Estimates of how many Chinese citizens live in Africa range from 200,000 to 2 million, and the influence of loans and investments by China’s government and state-owned companies is visible in most African countries, where they have spent hundreds of billions of dollars on infrastructure and manufacturing projects.
Travellers are screened for the coronavirus infection at the Addis Ababa airport on Jan. 31. (EPA-EFE/Shutterstock)
More than a quarter of China’s global construction projects in recent years have been in Africa, said Deborah Brautigam, director of the China Africa Research Initiative at the Johns Hopkins School of Advanced International Studies. That has caused at least some of China’s partners in Africa to think twice before taking actions that might impede economic ties.
“In Africa, they’re just not seeing a reason yet to disrupt the business with a major economic partner,” Brautigam said.
Economists in Africa warned that the continent’s dependence on China means any downturn there would eventually reach these shores.
“By all accounts, any slowdown in Chinese economic activity is bound to have a material impact on Africa,” said Zemedeneh Negatu, an Ethiopian business adviser who has consulted for Ethiopian Airlines.
“Last year, China-Africa trade was around $200 billion, mostly in oil, iron, copper and other raw commodities,” he said. “There are already indications that the Chinese economy will grow at less than 5 percent this year, which means demand from China will be substantially reduced. If the outbreak is prolonged, you will see the impacts very clearly in Africa.”
Bolton says ‘predatory’ China is outpacing the U.S. in Africa
Spokesmen for three of the eastern African seaboard’s biggest ports, in Djibouti; Mombasa, Kenya; and Beira, Mozambique, said shipping from China hadn’t declined yet, but because container vessels move slowly, the effects of several port closures in China would be felt in Africa in a few weeks.
A passenger at the Addis Ababa airport on Jan. 31 wears a mask following the coronavirus outbreak in China. (Luke Dray/AFP/Getty Images)
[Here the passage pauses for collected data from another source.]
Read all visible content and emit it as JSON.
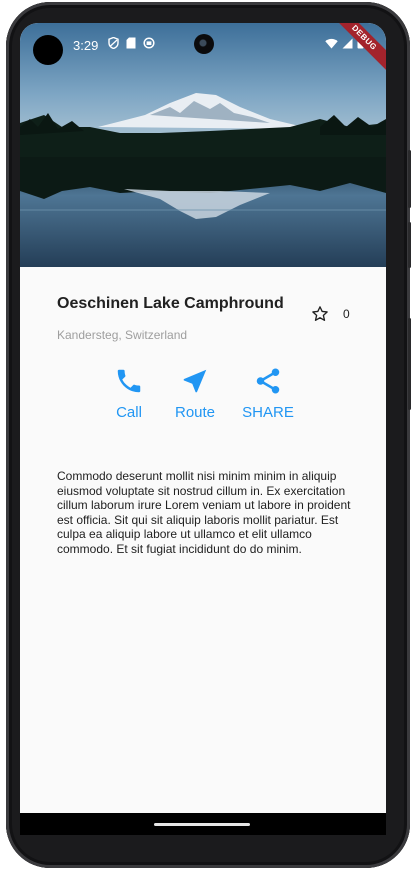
{
  "status_bar": {
    "time": "3:29",
    "left_icons": [
      "shield-icon",
      "sd-card-icon",
      "circle-status-icon"
    ],
    "right_icons": [
      "wifi-icon",
      "signal-icon",
      "battery-icon"
    ],
    "debug_banner": "DEBUG"
  },
  "hero": {
    "image": "mountain-lake-photo"
  },
  "place": {
    "title": "Oeschinen Lake Camphround",
    "subtitle": "Kandersteg, Switzerland",
    "favorite_count": "0"
  },
  "actions": [
    {
      "label": "Call",
      "icon": "phone-icon"
    },
    {
      "label": "Route",
      "icon": "navigation-icon"
    },
    {
      "label": "SHARE",
      "icon": "share-icon"
    }
  ],
  "description": "Commodo deserunt mollit nisi minim minim in aliquip eiusmod voluptate sit nostrud cillum in. Ex exercitation cillum laborum irure Lorem veniam ut labore in proident est officia. Sit qui sit aliquip laboris mollit pariatur. Est culpa ea aliquip labore ut ullamco et elit ullamco commodo. Et sit fugiat incididunt do do minim.",
  "colors": {
    "accent": "#2196f3",
    "title": "#212121",
    "subtitle": "#9e9e9e",
    "background": "#fafafa",
    "debug_ribbon": "#a3232c"
  }
}
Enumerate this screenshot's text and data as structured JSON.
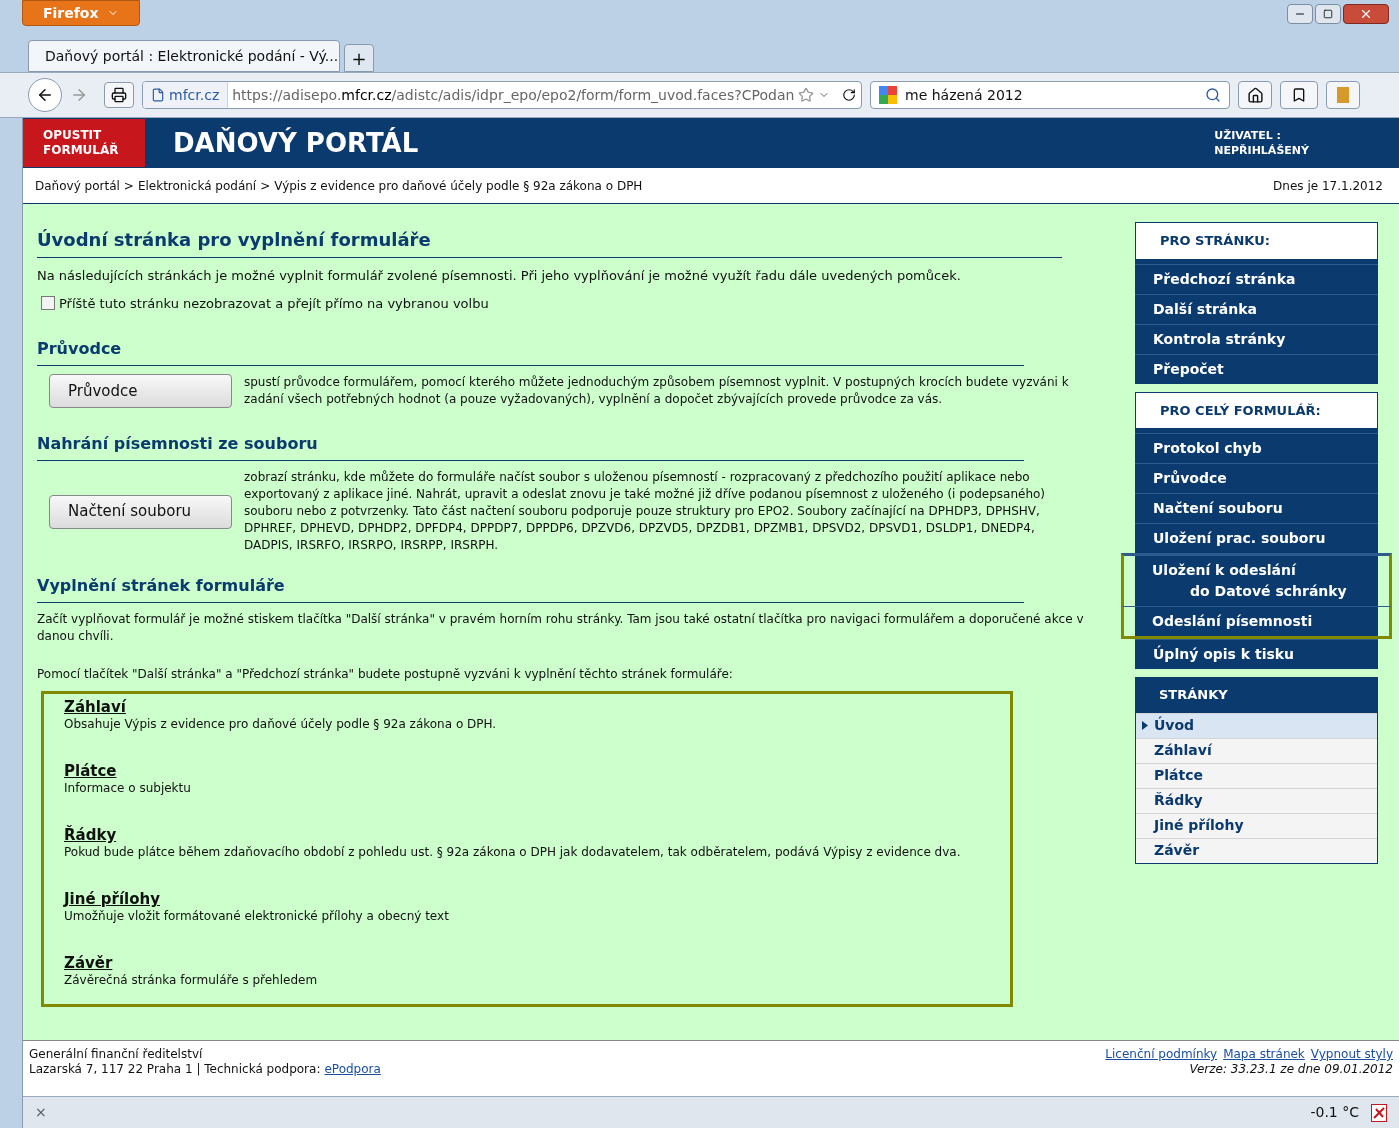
{
  "browser": {
    "app_button": "Firefox",
    "tab_title": "Daňový portál : Elektronické podání - Vý...",
    "new_tab": "+",
    "url_domain": "mfcr.cz",
    "url_prefix": "https://adisepo.",
    "url_host": "mfcr.cz",
    "url_path": "/adistc/adis/idpr_epo/epo2/form/form_uvod.faces?CPodan",
    "search_value": "me házená 2012"
  },
  "header": {
    "exit_button": "OPUSTIT FORMULÁŘ",
    "title": "DAŇOVÝ PORTÁL",
    "user_label": "UŽIVATEL :",
    "user_value": "NEPŘIHLÁŠENÝ"
  },
  "breadcrumb": {
    "items": [
      "Daňový portál",
      "Elektronická podání",
      "Výpis z evidence pro daňové účely podle § 92a zákona o DPH"
    ],
    "separator": ">",
    "date": "Dnes je 17.1.2012"
  },
  "main": {
    "title": "Úvodní stránka pro vyplnění formuláře",
    "intro": "Na následujících stránkách je možné vyplnit formulář zvolené písemnosti. Při jeho vyplňování je možné využít řadu dále uvedených pomůcek.",
    "skip_checkbox": {
      "label": "Příště tuto stránku nezobrazovat a přejít přímo na vybranou volbu",
      "checked": false
    },
    "sections": [
      {
        "title": "Průvodce",
        "button": "Průvodce",
        "text": "spustí průvodce formulářem, pomocí kterého můžete jednoduchým způsobem písemnost vyplnit. V postupných krocích budete vyzváni k zadání všech potřebných hodnot (a pouze vyžadovaných), vyplnění a dopočet zbývajících provede průvodce za vás."
      },
      {
        "title": "Nahrání písemnosti ze souboru",
        "button": "Načtení souboru",
        "text": "zobrazí stránku, kde můžete do formuláře načíst soubor s uloženou písemností - rozpracovaný z předchozího použití aplikace nebo exportovaný z aplikace jiné. Nahrát, upravit a odeslat znovu je také možné již dříve podanou písemnost z uloženého (i podepsaného) souboru nebo z potvrzenky. Tato část načtení souboru podporuje pouze struktury pro EPO2. Soubory začínající na DPHDP3, DPHSHV, DPHREF, DPHEVD, DPHDP2, DPFDP4, DPPDP7, DPPDP6, DPZVD6, DPZVD5, DPZDB1, DPZMB1, DPSVD2, DPSVD1, DSLDP1, DNEDP4, DADPIS, IRSRFO, IRSRPO, IRSRPP, IRSRPH."
      }
    ],
    "fill_title": "Vyplnění stránek formuláře",
    "fill_text": "Začít vyplňovat formulář je možné stiskem tlačítka \"Další stránka\" v pravém horním rohu stránky. Tam jsou také ostatní tlačítka pro navigaci formulářem a doporučené akce v danou chvíli.",
    "fill_text2": "Pomocí tlačítek \"Další stránka\" a \"Předchozí stránka\" budete postupně vyzváni k vyplnění těchto stránek formuláře:",
    "pages": [
      {
        "name": "Záhlaví",
        "description": "Obsahuje Výpis z evidence pro daňové účely podle § 92a zákona o DPH."
      },
      {
        "name": "Plátce",
        "description": "Informace o subjektu"
      },
      {
        "name": "Řádky",
        "description": "Pokud bude plátce během zdaňovacího období z pohledu ust. § 92a zákona o DPH jak dodavatelem, tak odběratelem, podává Výpisy z evidence dva."
      },
      {
        "name": "Jiné přílohy",
        "description": "Umožňuje vložit formátované elektronické přílohy a obecný text"
      },
      {
        "name": "Závěr",
        "description": "Závěrečná stránka formuláře s přehledem"
      }
    ]
  },
  "sidebar": {
    "page_actions": {
      "title": "PRO STRÁNKU:",
      "items": [
        {
          "label": "Předchozí stránka",
          "highlighted": false
        },
        {
          "label": "Další stránka",
          "highlighted": false
        },
        {
          "label": "Kontrola stránky",
          "highlighted": false
        },
        {
          "label": "Přepočet",
          "highlighted": false
        }
      ]
    },
    "form_actions": {
      "title": "PRO CELÝ FORMULÁŘ:",
      "items": [
        {
          "label": "Protokol chyb",
          "highlighted": false
        },
        {
          "label": "Průvodce",
          "highlighted": false
        },
        {
          "label": "Načtení souboru",
          "highlighted": false
        },
        {
          "label": "Uložení prac. souboru",
          "highlighted": false
        },
        {
          "label": "Uložení k odeslání",
          "label2": "do Datové schránky",
          "highlighted": true
        },
        {
          "label": "Odeslání písemnosti",
          "highlighted": true
        },
        {
          "label": "Úplný opis k tisku",
          "highlighted": false
        }
      ]
    },
    "pages": {
      "title": "STRÁNKY",
      "items": [
        {
          "label": "Úvod",
          "selected": true
        },
        {
          "label": "Záhlaví",
          "selected": false
        },
        {
          "label": "Plátce",
          "selected": false
        },
        {
          "label": "Řádky",
          "selected": false
        },
        {
          "label": "Jiné přílohy",
          "selected": false
        },
        {
          "label": "Závěr",
          "selected": false
        }
      ]
    }
  },
  "footer": {
    "org": "Generální finanční ředitelství",
    "address": "Lazarská 7, 117 22 Praha 1 | Technická podpora:",
    "support_link": "ePodpora",
    "links": [
      "Licenční podmínky",
      "Mapa stránek",
      "Vypnout styly"
    ],
    "version": "Verze: 33.23.1 ze dne 09.01.2012"
  },
  "status_bar": {
    "close": "×",
    "temperature": "-0.1 °C"
  }
}
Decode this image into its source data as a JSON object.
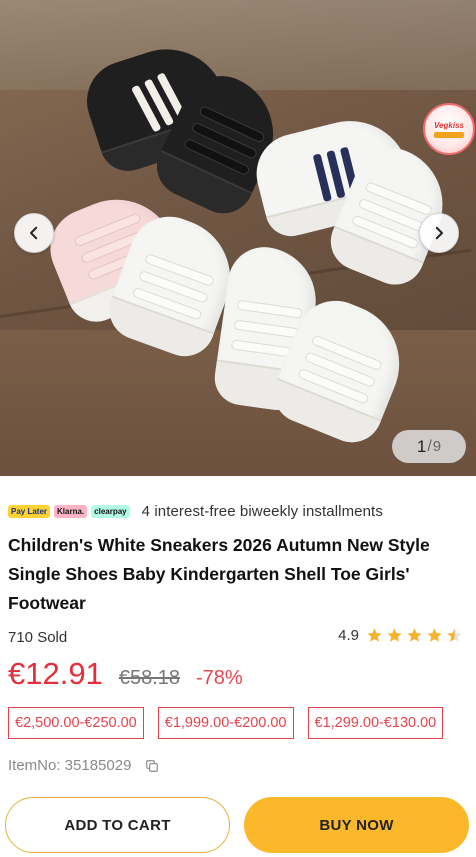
{
  "gallery": {
    "counter_current": "1",
    "counter_separator": "/",
    "counter_total": "9",
    "badge_text": "Vegkiss"
  },
  "installments": {
    "logos": [
      "Pay Later",
      "Klarna.",
      "clearpay"
    ],
    "text": "4 interest-free biweekly installments"
  },
  "product": {
    "title": "Children's White Sneakers 2026 Autumn New Style Single Shoes Baby Kindergarten Shell Toe Girls' Footwear",
    "sold": "710 Sold",
    "rating": "4.9",
    "rating_stars": 4.5,
    "price": "€12.91",
    "old_price": "€58.18",
    "discount": "-78%",
    "tiers": [
      "€2,500.00-€250.00",
      "€1,999.00-€200.00",
      "€1,299.00-€130.00"
    ],
    "item_no": "ItemNo: 35185029"
  },
  "actions": {
    "add_to_cart": "ADD TO CART",
    "buy_now": "BUY NOW"
  },
  "colors": {
    "price": "#e52e3a",
    "accent": "#fbb82a",
    "star": "#f6b22a"
  }
}
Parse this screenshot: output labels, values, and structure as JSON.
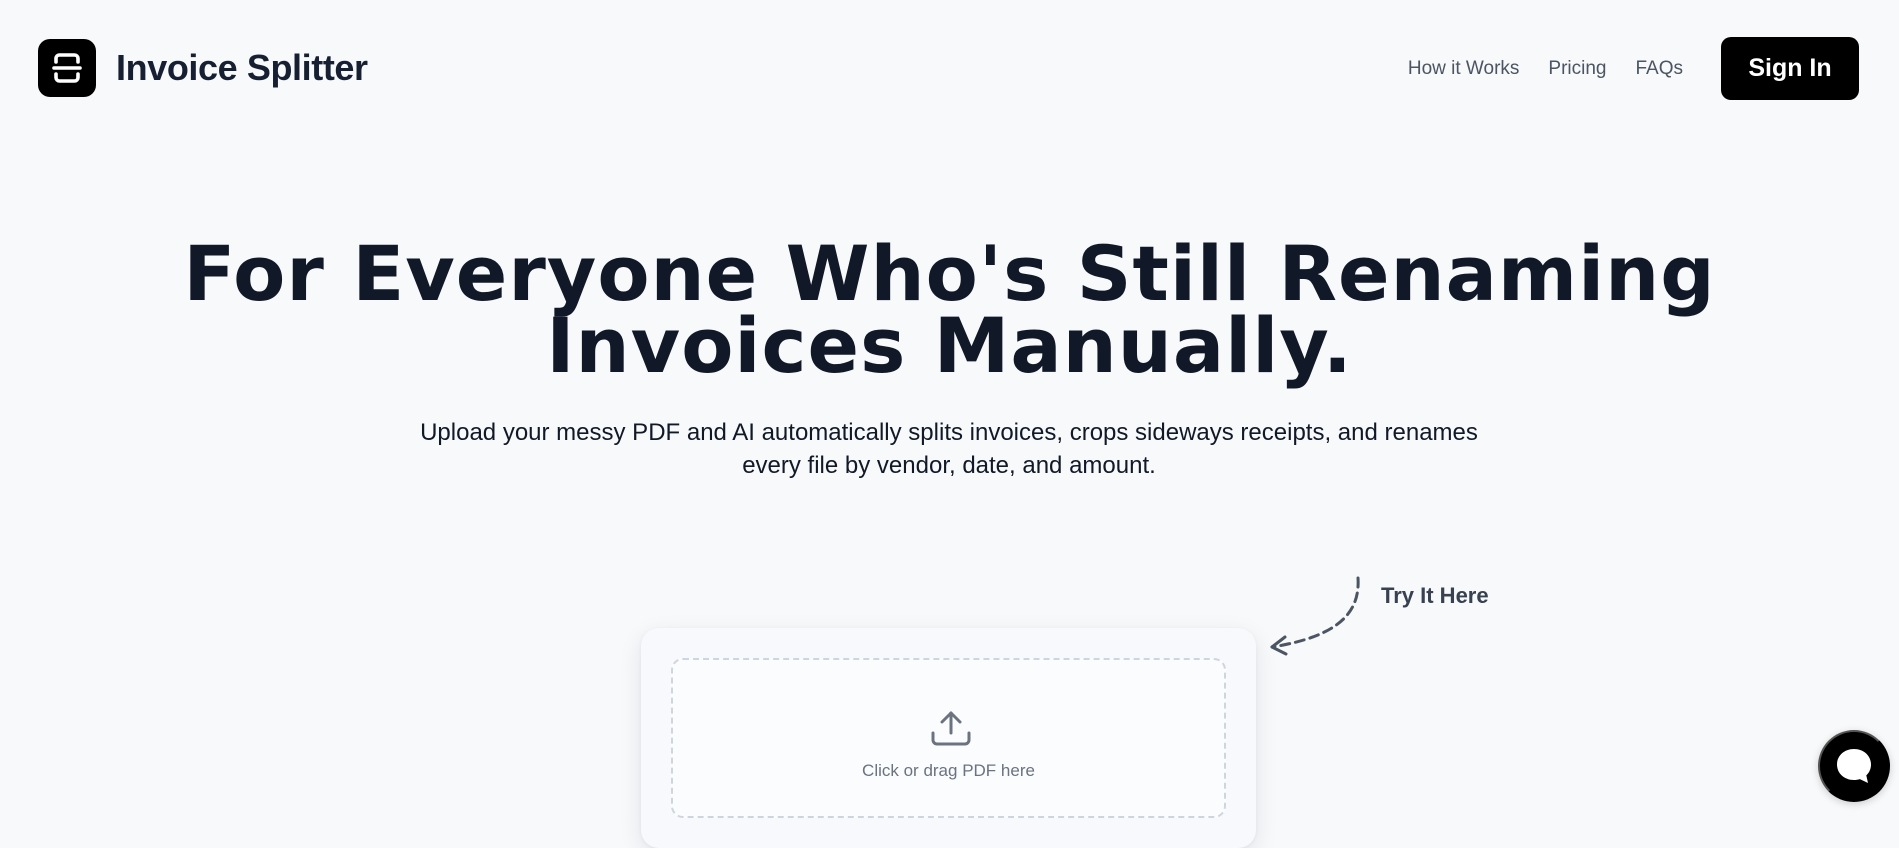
{
  "header": {
    "logo_icon": "scan-document-icon",
    "brand": "Invoice Splitter",
    "nav": [
      {
        "label": "How it Works"
      },
      {
        "label": "Pricing"
      },
      {
        "label": "FAQs"
      }
    ],
    "sign_in": "Sign In"
  },
  "hero": {
    "title_line_1": "For Everyone Who's Still Renaming",
    "title_line_2": "Invoices Manually.",
    "subtitle_line_1": "Upload your messy PDF and AI automatically splits invoices, crops sideways receipts, and renames",
    "subtitle_line_2": "every file by vendor, date, and amount."
  },
  "try_it": {
    "label": "Try It Here",
    "arrow_icon": "curved-dashed-arrow-icon"
  },
  "upload": {
    "icon": "upload-icon",
    "text": "Click or drag PDF here"
  },
  "chat": {
    "icon": "chat-bubble-icon"
  },
  "colors": {
    "background": "#f8f9fb",
    "text": "#111827",
    "muted_text": "#4b5563",
    "button": "#000000",
    "border": "#cfd5df"
  }
}
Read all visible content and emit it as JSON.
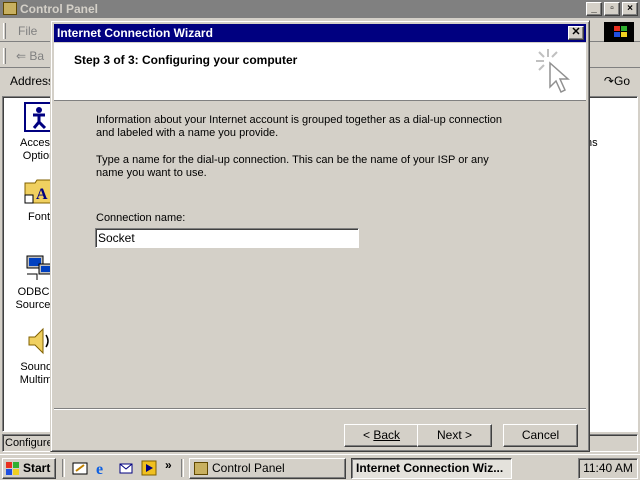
{
  "control_panel": {
    "title": "Control Panel",
    "menu_file": "File",
    "back_label": "Ba",
    "address_label": "Address",
    "go_label": "Go",
    "status": "Configure",
    "right_partial_text": "ns",
    "items": [
      {
        "label": "Accessi Option",
        "icon": "accessibility-icon"
      },
      {
        "label": "Font",
        "icon": "fonts-folder-icon"
      },
      {
        "label": "ODBC D Sources (",
        "icon": "odbc-icon"
      },
      {
        "label": "Sounds Multime",
        "icon": "sounds-icon"
      }
    ]
  },
  "wizard": {
    "title": "Internet Connection Wizard",
    "step": "Step 3 of 3: Configuring your computer",
    "para1": "Information about your Internet account is grouped together as a dial-up connection and labeled with a name you provide.",
    "para2": "Type a name for the dial-up connection. This can be the name of your ISP or any name you want to use.",
    "connection_label": "Connection name:",
    "connection_value": "Socket",
    "back_button": "Back",
    "next_button": "Next >",
    "cancel_button": "Cancel"
  },
  "taskbar": {
    "start_label": "Start",
    "task_control_panel": "Control Panel",
    "task_wizard": "Internet Connection Wiz...",
    "chevron": "»",
    "clock": "11:40 AM"
  },
  "colors": {
    "title_active": "#000080",
    "title_inactive": "#808080",
    "face": "#d4d0c8"
  }
}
John Ashbourne, an analyst at Capital Economics who specialises in Africa, said some of the economic wounds, such as airline cancellations, are defensive or self-inflicted. Mauritius, for instance, banned the entry of Chinese nationals even though it owes a few percentage points of its economy to Chinese tourists.
“Realistically, the harm caused by an outbreak is caused by the responses, rather than by the virus itself: travel bans, factory shutdowns, business limitations,” he said.
Business continued apace at Chinatowns in Addis Ababa, Nairobi and Dakar, Senegal. Reporters found business owners and patrons complaining that hysteria around the virus had kept some customers away but inspired a "we’ll-get-through-this-together" attitude in others.
Ma Quin, a 25-year-old accountant for a fishing company who moved from Beijing to Dakar last month, said his boss told staffers to start wearing face masks. Other than that, he said, the firm hasn’t changed anything because of the outbreak.
“I’m worried when I travel,” Ma said between sips of egg drop soup at a Chinese lunch spot, “but I feel safe here”.
People in Senegal treat him and his colleagues like human beings, he said — not walking contagions.
“I hear about racism against the Chinese in Europe,” he said. But Africa “can’t afford to close all doors to China.”